Por Soninha Francine
Na semana passada supliquei a vereadores do PSOL para que não expusessem fotos de vereadores que votaram a favor do SampaPrev como “inimigos dos servidores”. Há milhares de pessoas enfurecidas, boa parte delas alimentada por informações mentirosas, com ódio dos vereadores. Não é assim que se debate nada.
Mesmo que eu me sinta absurdamente prejudicada e injustiçada por um Projeto de Lei, não vou ameaçar parlamentares. A humanidade inventou a política para que as arenas de debate não sejam arenas de luta corporal.
Hoje eu suplico que ninguém defenda o assassino da vereadora do PSOL porque “eles defendem bandidos”. NÃO PODEMOS atenuar execuções e outros homicídios. É DEVER dos civilizados dizer que nada justifica que uma vida seja interrompida por decisão de alguém.
Vejo gente que se apresenta como defensora de Direitos Humanos dizendo que, se mais de cem policiais foram assassinados no Rio, a culpa é deles mesmos. E gente que acha que se um policial chutou a cara de um moleque preto e o executou no chão da favela, a culpa é dos bandidos que matam policiais.
Quem é contra bandido deve condenar assassinos. Deveria ser pleonasmo e não controverso. Quem atirou quatro vezes contra a cabeça da vereadora Marielle escolheu sua vítima, planejou um assassinato e o praticou com crueldade, sem nenhuma intenção de disfarçar, de fingir que foi tentativa de assalto ou “bala perdida”. Isso é execução, e execução é um recado, e executor é um bandido que não pode ser “atenuado”. Como dizem os que dizem que “Direitos Humanos são direitos de bandidos”, não se pode passar a mão na cabeça de um bandido. Seja ele o membro de uma narcoquadrilha, de uma milícia ou de uma força policial.
Não admito dizer que “os americanos mereceram” os atentados ao WTC porque alimentam o ódio no mundo. Não admito dizer que uma bomba atirada em uma mesquita é uma reação justa ao terrorismo cometido por fanáticos que se dizem muçulmanos.

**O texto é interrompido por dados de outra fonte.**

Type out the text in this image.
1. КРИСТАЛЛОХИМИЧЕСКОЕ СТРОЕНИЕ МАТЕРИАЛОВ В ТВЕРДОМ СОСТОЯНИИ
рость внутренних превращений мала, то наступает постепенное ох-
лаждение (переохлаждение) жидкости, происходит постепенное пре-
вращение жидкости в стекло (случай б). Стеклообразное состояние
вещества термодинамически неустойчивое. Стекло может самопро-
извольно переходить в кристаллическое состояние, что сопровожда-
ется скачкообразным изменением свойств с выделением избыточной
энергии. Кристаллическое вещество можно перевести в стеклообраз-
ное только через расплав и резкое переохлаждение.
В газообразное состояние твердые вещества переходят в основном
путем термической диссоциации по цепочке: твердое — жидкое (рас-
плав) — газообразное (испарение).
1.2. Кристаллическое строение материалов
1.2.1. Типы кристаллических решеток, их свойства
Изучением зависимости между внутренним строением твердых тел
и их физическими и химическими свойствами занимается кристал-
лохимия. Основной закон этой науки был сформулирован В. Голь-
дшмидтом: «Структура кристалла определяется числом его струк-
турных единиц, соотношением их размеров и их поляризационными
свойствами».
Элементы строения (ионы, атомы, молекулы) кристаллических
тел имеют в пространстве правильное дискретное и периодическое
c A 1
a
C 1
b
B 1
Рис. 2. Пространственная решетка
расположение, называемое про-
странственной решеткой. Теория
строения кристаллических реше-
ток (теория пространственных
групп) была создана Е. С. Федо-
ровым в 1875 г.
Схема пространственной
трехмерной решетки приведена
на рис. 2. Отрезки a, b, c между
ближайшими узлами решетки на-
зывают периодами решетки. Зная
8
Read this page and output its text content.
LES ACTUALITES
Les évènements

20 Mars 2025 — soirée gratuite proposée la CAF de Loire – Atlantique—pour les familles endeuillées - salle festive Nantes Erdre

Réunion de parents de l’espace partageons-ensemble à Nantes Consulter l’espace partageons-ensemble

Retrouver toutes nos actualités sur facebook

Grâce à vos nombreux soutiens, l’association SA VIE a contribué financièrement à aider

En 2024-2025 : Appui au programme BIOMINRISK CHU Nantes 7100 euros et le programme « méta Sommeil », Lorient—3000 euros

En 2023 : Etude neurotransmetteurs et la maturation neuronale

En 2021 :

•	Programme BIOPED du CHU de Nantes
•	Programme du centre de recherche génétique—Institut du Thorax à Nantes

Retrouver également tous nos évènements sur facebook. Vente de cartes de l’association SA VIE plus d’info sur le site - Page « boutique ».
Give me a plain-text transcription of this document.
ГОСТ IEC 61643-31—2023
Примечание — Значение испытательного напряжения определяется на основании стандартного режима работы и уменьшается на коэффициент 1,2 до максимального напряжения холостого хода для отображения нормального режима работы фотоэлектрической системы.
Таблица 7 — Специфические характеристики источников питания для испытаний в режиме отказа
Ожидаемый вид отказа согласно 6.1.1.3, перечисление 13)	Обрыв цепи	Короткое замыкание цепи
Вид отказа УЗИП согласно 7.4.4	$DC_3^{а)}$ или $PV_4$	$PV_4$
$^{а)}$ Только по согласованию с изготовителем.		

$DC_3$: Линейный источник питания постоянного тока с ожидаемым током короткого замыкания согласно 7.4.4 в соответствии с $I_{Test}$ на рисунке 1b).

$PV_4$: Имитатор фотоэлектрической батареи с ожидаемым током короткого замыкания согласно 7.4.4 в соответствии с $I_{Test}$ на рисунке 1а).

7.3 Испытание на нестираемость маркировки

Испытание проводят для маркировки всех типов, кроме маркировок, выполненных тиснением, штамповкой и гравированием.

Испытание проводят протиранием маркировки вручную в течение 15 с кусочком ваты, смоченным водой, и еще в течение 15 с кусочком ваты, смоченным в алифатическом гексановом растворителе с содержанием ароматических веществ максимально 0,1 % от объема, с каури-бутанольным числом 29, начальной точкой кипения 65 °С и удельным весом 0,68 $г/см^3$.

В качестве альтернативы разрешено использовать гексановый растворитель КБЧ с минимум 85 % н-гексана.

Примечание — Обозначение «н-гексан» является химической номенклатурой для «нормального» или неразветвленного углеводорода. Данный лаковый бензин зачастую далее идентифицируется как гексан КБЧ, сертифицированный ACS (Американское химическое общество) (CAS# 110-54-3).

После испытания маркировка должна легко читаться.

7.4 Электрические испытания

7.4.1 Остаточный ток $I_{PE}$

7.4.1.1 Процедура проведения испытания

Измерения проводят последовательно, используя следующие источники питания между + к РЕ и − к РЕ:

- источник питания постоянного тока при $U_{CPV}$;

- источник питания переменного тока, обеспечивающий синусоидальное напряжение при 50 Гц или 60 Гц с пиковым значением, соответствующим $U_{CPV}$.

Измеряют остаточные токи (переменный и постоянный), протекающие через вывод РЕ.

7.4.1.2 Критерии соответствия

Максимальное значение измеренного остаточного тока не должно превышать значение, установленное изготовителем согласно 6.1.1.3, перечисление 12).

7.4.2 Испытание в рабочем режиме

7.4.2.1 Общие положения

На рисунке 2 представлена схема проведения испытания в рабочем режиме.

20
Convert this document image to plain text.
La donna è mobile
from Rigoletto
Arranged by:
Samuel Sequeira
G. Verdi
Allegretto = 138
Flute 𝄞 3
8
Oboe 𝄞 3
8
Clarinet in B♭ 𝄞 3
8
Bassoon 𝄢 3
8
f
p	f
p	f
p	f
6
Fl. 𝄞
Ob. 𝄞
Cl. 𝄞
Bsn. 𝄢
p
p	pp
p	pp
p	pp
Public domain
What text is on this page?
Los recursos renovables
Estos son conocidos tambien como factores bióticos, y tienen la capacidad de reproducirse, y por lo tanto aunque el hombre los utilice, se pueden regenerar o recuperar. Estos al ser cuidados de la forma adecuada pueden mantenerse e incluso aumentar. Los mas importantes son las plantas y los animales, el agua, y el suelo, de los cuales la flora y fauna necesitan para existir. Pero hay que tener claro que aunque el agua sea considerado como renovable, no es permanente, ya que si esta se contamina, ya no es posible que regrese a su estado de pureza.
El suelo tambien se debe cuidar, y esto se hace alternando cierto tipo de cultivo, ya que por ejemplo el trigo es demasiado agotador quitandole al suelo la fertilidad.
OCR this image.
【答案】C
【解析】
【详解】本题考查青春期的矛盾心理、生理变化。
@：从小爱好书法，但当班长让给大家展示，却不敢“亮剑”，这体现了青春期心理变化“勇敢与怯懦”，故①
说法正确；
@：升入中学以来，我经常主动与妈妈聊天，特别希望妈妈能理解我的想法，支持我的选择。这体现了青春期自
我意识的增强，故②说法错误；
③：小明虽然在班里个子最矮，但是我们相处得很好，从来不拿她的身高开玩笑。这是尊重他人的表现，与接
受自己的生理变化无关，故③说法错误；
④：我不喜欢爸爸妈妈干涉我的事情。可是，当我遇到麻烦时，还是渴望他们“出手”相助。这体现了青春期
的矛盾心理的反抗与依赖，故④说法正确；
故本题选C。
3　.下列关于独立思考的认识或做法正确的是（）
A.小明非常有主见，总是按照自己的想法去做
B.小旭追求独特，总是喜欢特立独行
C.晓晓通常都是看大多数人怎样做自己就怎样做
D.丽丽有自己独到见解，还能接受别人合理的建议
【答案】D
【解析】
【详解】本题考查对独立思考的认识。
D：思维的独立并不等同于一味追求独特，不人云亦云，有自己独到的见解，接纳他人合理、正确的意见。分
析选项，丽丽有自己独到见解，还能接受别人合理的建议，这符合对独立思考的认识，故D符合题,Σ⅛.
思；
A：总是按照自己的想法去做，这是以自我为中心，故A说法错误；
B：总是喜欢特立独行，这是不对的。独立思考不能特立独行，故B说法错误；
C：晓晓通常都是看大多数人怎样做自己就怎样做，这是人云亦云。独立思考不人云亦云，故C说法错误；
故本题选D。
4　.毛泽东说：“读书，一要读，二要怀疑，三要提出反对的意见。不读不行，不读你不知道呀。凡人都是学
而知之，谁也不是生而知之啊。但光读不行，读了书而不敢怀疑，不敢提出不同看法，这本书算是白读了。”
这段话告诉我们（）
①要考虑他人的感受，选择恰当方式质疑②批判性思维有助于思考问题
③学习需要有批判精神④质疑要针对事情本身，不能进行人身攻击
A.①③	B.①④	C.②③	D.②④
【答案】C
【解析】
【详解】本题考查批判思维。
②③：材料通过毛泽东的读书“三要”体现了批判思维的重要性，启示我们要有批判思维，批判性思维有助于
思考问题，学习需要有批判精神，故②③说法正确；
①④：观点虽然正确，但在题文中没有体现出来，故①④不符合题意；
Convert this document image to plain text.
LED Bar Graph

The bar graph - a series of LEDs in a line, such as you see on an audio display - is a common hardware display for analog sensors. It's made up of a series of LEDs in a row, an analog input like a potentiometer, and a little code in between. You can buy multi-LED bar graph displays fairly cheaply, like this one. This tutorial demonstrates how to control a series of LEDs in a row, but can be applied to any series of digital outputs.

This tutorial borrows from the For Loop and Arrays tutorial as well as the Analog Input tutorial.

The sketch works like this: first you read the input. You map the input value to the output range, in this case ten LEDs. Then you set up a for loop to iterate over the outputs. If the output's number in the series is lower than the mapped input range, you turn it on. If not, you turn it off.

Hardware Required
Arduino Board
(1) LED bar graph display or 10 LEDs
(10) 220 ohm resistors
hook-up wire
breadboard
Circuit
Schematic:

Considerando Lula um criminoso qualificado por sua imensa responsabilidade no saque aos recursos públicos, não aceitaria jamais, jamais, que alguém atirasse uma pedra na sua cabeça. E que alguém receba uma pedrada por achar que o Lula é culpado.
Considerando o Bolsonaro um irresponsável que semeia o ódio, não aceitaria jamais, jamais, que alguém atirasse em sua cabeça. Ou que alguém seja alvo de porretes quem acha que Bolsonaro é um irresponsável.
Podemos e devemos estudar as cadeias de causas e consequências que descambam no ódio e violência exacerbados e descontrolados. No caldo de cultura que produz degeneração social e desequilíbrios individuais. Mas precisamos reprovar, inequivocamente, a mão que puxa o gatilho ou segura o porrete.
Por que tanta comoção por Marielle e não pelas dezenas de vítimas inocentes da violência cotidiana, perguntam alguns. Porque, lastimavelmente, em um mundo degenerado como o nosso, as mortes mais próximas, de pessoas conhecidas, emblemáticas e incomuns causam mais choque. Lastimavelmente, existem os crimes da categoria “mais um”.
Mais uma mulher assassinada pelo ex-companheiro. Mais uma vítima de bala perdida na favela. Mais um político assassinado no Sul do Pará. Mais um líder comunitário assassinado no Mato Grosso. Mais um atentado no Iêmen. Mais um sequestro do Boko Haram. Mais um manifestante de oposição assassinado na Venezuela. Mais uma vítima do narcotráfico no México. Mais uma travesti espancada no interior do Piauí. Mais um policial ferido em confronto com traficantes.
Quando sai do “mais um”, graças a Deus, a gente ainda se choca.”
Artigo da vereadora Soninha Francine-PPS sobre o assassinato da vereadora Marielle Franco (RJ).